Land Over Landings says it’s time for the Pickering Airport dream to be finally put to bed
Published April 21, 2023 at 11:36 am
Land Over Landings, an organization fighting against the proposed Pickering Airport for nearly two decades, believes Mayor Kevin Ashe is trying to “strong-arm” Council into delaying any action to rescind support for the now 51 year-old plan to build an major airport in north Pickering.
Council was expected to withdraw its official support for the airport at a meeting last month until Ashe, in the words of Land Over Landings Chair Mary Delaney, “subverted the process and engineered a deferral of the vote.”
Delaney said Ashe “broke with tradition” by preventing other councillors from speaking during a debate on a motion from Councillors Mara Nagy and Linda Cook to withdraw the City’s support for the airport and not spend any more money or resources on the proposal.
Ashe’s rationale that Council should delay their decision because of an upcoming review of aviation needs in the GTA from Transport Canada doesn’t hold water, in Delaney’s mind, who said the issue has already been “studied to death” since the lands for the airport were first expropriated by Ottawa in 1972.
“Pickering has spent scarce taxpayer-funded resources and god knows how many hours of staff time lobbying for an imaginary airport, while mostly ignoring the real potential of an actual national park within its borders,” she said.
Ashe is the lone public supporter of the airport on Council and all six councillors said during the election they oppose an airport in north Pickering, Delaney pointed out.
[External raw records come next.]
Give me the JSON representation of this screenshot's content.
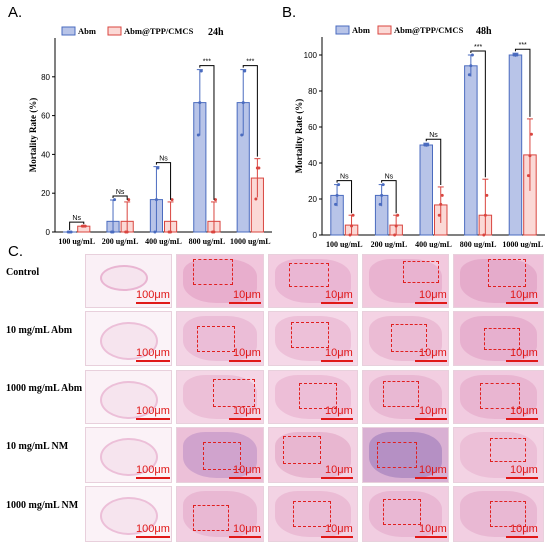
{
  "panels": {
    "a": "A.",
    "b": "B.",
    "c": "C."
  },
  "chart_data": [
    {
      "type": "bar",
      "title": "24h",
      "ylabel": "Mortality Rate (%)",
      "ylim": [
        0,
        100
      ],
      "yticks": [
        0,
        20,
        40,
        60,
        80
      ],
      "categories": [
        "100 ug/mL",
        "200 ug/mL",
        "400 ug/mL",
        "800 ug/mL",
        "1000  ug/mL"
      ],
      "series": [
        {
          "name": "Abm",
          "color": "#b8c4e8",
          "edge": "#4a6bbf",
          "values": [
            0,
            5.5,
            16.7,
            66.7,
            66.7
          ],
          "errors": [
            0,
            11,
            17,
            17,
            17
          ],
          "points": [
            [
              0,
              0,
              0
            ],
            [
              0,
              0,
              16.7
            ],
            [
              0,
              16.7,
              33
            ],
            [
              50,
              66.7,
              83
            ],
            [
              50,
              66.7,
              83
            ]
          ]
        },
        {
          "name": "Abm@TPP/CMCS",
          "color": "#fbd9d6",
          "edge": "#d9453f",
          "values": [
            3,
            5.5,
            5.5,
            5.5,
            27.8
          ],
          "errors": [
            0,
            10,
            10,
            10,
            10
          ],
          "points": [
            [
              3,
              3,
              3
            ],
            [
              0,
              0,
              16.7
            ],
            [
              0,
              0,
              16.7
            ],
            [
              0,
              0,
              16.7
            ],
            [
              17,
              33,
              33
            ]
          ]
        }
      ],
      "significance": [
        "Ns",
        "Ns",
        "Ns",
        "***",
        "***"
      ]
    },
    {
      "type": "bar",
      "title": "48h",
      "ylabel": "Mortality Rate (%)",
      "ylim": [
        0,
        110
      ],
      "yticks": [
        0,
        20,
        40,
        60,
        80,
        100
      ],
      "categories": [
        "100 ug/mL",
        "200 ug/mL",
        "400 ug/mL",
        "800 ug/mL",
        "1000 ug/mL"
      ],
      "series": [
        {
          "name": "Abm",
          "color": "#b8c4e8",
          "edge": "#4a6bbf",
          "values": [
            22,
            22,
            50,
            94,
            100
          ],
          "errors": [
            6,
            6,
            1,
            6,
            1
          ],
          "points": [
            [
              17,
              22,
              28
            ],
            [
              17,
              22,
              28
            ],
            [
              50,
              50,
              50
            ],
            [
              89,
              94,
              100
            ],
            [
              100,
              100,
              100
            ]
          ]
        },
        {
          "name": "Abm@TPP/CMCS",
          "color": "#fbd9d6",
          "edge": "#d9453f",
          "values": [
            5.5,
            5.5,
            16.7,
            11,
            44.5
          ],
          "errors": [
            5.5,
            5.5,
            10,
            20,
            20
          ],
          "points": [
            [
              0,
              5,
              11
            ],
            [
              0,
              5,
              11
            ],
            [
              11,
              17,
              22
            ],
            [
              0,
              11,
              22
            ],
            [
              33,
              44,
              56
            ]
          ]
        }
      ],
      "significance": [
        "Ns",
        "Ns",
        "Ns",
        "***",
        "***"
      ]
    }
  ],
  "histology": {
    "rows": [
      {
        "label": "Control",
        "scale_labels": [
          "100μm",
          "10μm",
          "10μm",
          "10μm",
          "10μm"
        ]
      },
      {
        "label": "10 mg/mL Abm",
        "scale_labels": [
          "100μm",
          "10μm",
          "10μm",
          "10μm",
          "10μm"
        ]
      },
      {
        "label": "1000 mg/mL Abm",
        "scale_labels": [
          "100μm",
          "10μm",
          "10μm",
          "10μm",
          "10μm"
        ]
      },
      {
        "label": "10 mg/mL NM",
        "scale_labels": [
          "100μm",
          "10μm",
          "10μm",
          "10μm",
          "10μm"
        ]
      },
      {
        "label": "1000 mg/mL NM",
        "scale_labels": [
          "100μm",
          "10μm",
          "10μm",
          "10μm",
          "10μm"
        ]
      }
    ]
  }
}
All, she added, support farmland protection and favour lobbying Ottawa for a north Pickering stop on the planned high-frequency rail line instead of an airport.
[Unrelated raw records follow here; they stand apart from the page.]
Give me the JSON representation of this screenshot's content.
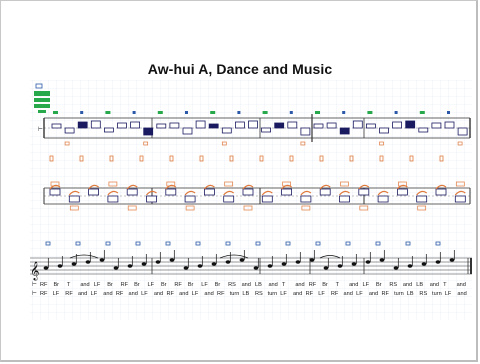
{
  "title": "Aw-hui A, Dance and Music",
  "staff_rows": [
    {
      "name": "top-notation-staff"
    },
    {
      "name": "middle-notation-staff"
    },
    {
      "name": "music-staff"
    }
  ],
  "step_labels": {
    "row1": [
      "RF",
      "Br",
      "T",
      "and",
      "LF",
      "Br",
      "RF",
      "Br",
      "LF",
      "Br",
      "RF",
      "Br",
      "LF",
      "Br",
      "RS",
      "and",
      "LB",
      "and",
      "T",
      "and",
      "RF",
      "Br",
      "T",
      "and",
      "LF",
      "Br",
      "RS",
      "and",
      "LB",
      "and",
      "T",
      "and"
    ],
    "row2": [
      "RF",
      "LF",
      "RF",
      "and",
      "LF",
      "and",
      "RF",
      "and",
      "LF",
      "and",
      "RF",
      "and",
      "LF",
      "and",
      "RF",
      "turn",
      "LB",
      "RS",
      "turn",
      "LF",
      "and",
      "RF",
      "LF",
      "RF",
      "and",
      "LF",
      "and",
      "RF",
      "turn",
      "LB",
      "RS",
      "turn",
      "LF",
      "and"
    ]
  },
  "colors": {
    "grid": "#dfe8f4",
    "staff": "#333333",
    "orange": "#e07a3c",
    "green": "#27a84a",
    "blue": "#2b58a8"
  }
}
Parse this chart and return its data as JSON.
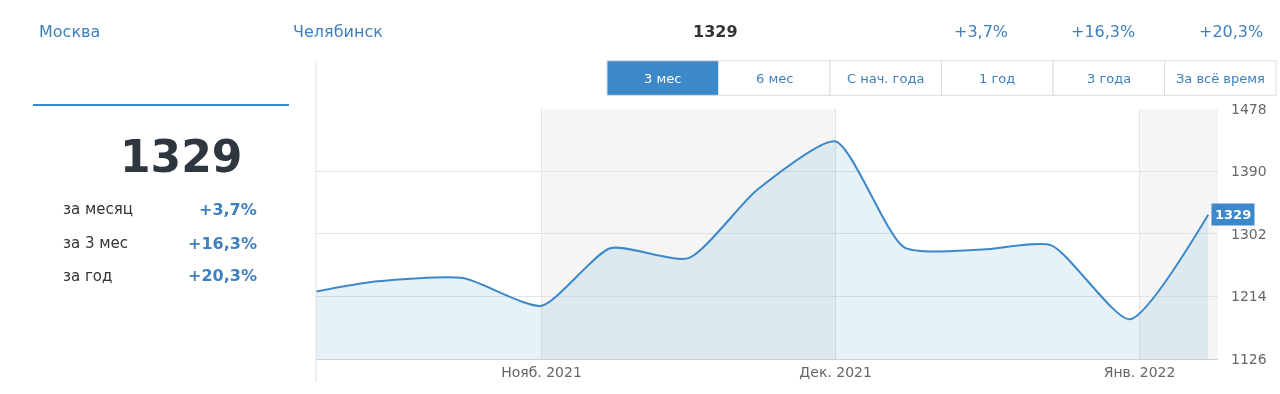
{
  "chart_data": {
    "type": "area",
    "x": [
      "2021-10-09",
      "2021-10-15",
      "2021-10-24",
      "2021-11-01",
      "2021-11-08",
      "2021-11-16",
      "2021-11-23",
      "2021-12-01",
      "2021-12-08",
      "2021-12-16",
      "2021-12-23",
      "2021-12-31",
      "2022-01-08"
    ],
    "series": [
      {
        "color": "#3d88c9",
        "values": [
          1221,
          1235,
          1240,
          1201,
          1282,
          1268,
          1364,
          1432,
          1283,
          1280,
          1286,
          1182,
          1329
        ],
        "value_labels": [
          null,
          null,
          null,
          null,
          null,
          null,
          null,
          null,
          null,
          null,
          null,
          null,
          "1329"
        ]
      }
    ],
    "xlim": [
      "2021-10-09",
      "2022-01-09"
    ],
    "xticks": [
      {
        "value": "2021-11-01",
        "label": "Нояб. 2021"
      },
      {
        "value": "2021-12-01",
        "label": "Дек. 2021"
      },
      {
        "value": "2022-01-01",
        "label": "Янв. 2022"
      }
    ],
    "ylim": [
      1126,
      1478
    ],
    "yticks": [
      1126,
      1214,
      1302,
      1390,
      1478
    ],
    "grid": true,
    "bands": [
      {
        "axis": "x",
        "from": "2021-11-01",
        "to": "2021-12-01",
        "color": "#f5f5f5"
      },
      {
        "axis": "x",
        "from": "2022-01-01",
        "to": "2022-01-09",
        "color": "#f5f5f5"
      }
    ],
    "annotations": [
      "Москва",
      "Челябинск",
      "1329",
      "+3,7%",
      "+16,3%",
      "+20,3%",
      "3 мес",
      "6 мес",
      "С нач. года",
      "1 год",
      "3 года",
      "За всё время",
      "1329",
      "за месяц",
      "+3,7%",
      "за 3 мес",
      "+16,3%",
      "за год",
      "+20,3%"
    ]
  }
}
Delaney, as well as Pickering Councillor Maurice Brenner and Pickering-Uxbridge MP Jennifer O’Connell, who chimed in on social media, also pointed to the announcement on the aviation study that contained a statement from Transport Canada Minister Omar Alghabra that Ottawa has “no intention” of building an airport in Pickering in the near future and the outcome of the study could lead to a determination that an airport on Pickering Lands is “not required in long term” either.
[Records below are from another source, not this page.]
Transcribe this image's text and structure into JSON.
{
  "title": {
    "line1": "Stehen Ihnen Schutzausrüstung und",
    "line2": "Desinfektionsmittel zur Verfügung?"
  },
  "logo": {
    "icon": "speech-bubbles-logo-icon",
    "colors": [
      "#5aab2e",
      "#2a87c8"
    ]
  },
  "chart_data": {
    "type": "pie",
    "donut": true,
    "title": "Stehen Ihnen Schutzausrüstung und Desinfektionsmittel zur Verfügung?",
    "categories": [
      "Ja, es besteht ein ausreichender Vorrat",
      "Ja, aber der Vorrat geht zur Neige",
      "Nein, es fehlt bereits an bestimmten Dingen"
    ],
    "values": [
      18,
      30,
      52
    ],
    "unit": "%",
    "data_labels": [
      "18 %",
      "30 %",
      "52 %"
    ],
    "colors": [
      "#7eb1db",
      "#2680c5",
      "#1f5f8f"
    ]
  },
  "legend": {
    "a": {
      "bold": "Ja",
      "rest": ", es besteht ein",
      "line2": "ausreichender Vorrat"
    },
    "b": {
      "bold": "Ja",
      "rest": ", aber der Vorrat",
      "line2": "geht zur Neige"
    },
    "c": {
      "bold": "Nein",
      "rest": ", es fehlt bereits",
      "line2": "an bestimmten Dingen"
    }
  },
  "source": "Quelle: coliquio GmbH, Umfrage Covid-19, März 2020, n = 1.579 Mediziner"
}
Delaney and Brenner both say this statement should “seal the deal” on the Pickering Airport’s future and McConnell, who said “study after study” has shown there isn’t a business case for an airport, welcomed the new study, which will “once and for all” release the lands from a “constant threat” of an airport.
Ashe, for his part, also welcomed the new study, which will help the ministry analyze current and future airport supply and demand in the GTA and southern Ontario.
“Transport Canada’s issuance of an RFP to undertake a new and updated aviation study is one major step forward towards the federal government making a final decision on a Pickering airport,” Ashe said. “As such, it would be pragmatic for Pickering Council to pause its discussions on the Pickering airport until the study is completed and its findings released. It is only then that we can have a meaningful and informed dialogue.”
Brenner, who expects a packed house at Monday’s Council meeting, said his “gut feeling” is that Ashe will get his wish and the motion to rescind the City’s support for the airport will be deferred once again.
He believes the three-part motion will be split, however, and that Council will agree to not spend any more taxpayer dollars or staff resources on the airport dream, as well as renew their support for a high-frequency rail stop in north Pickering.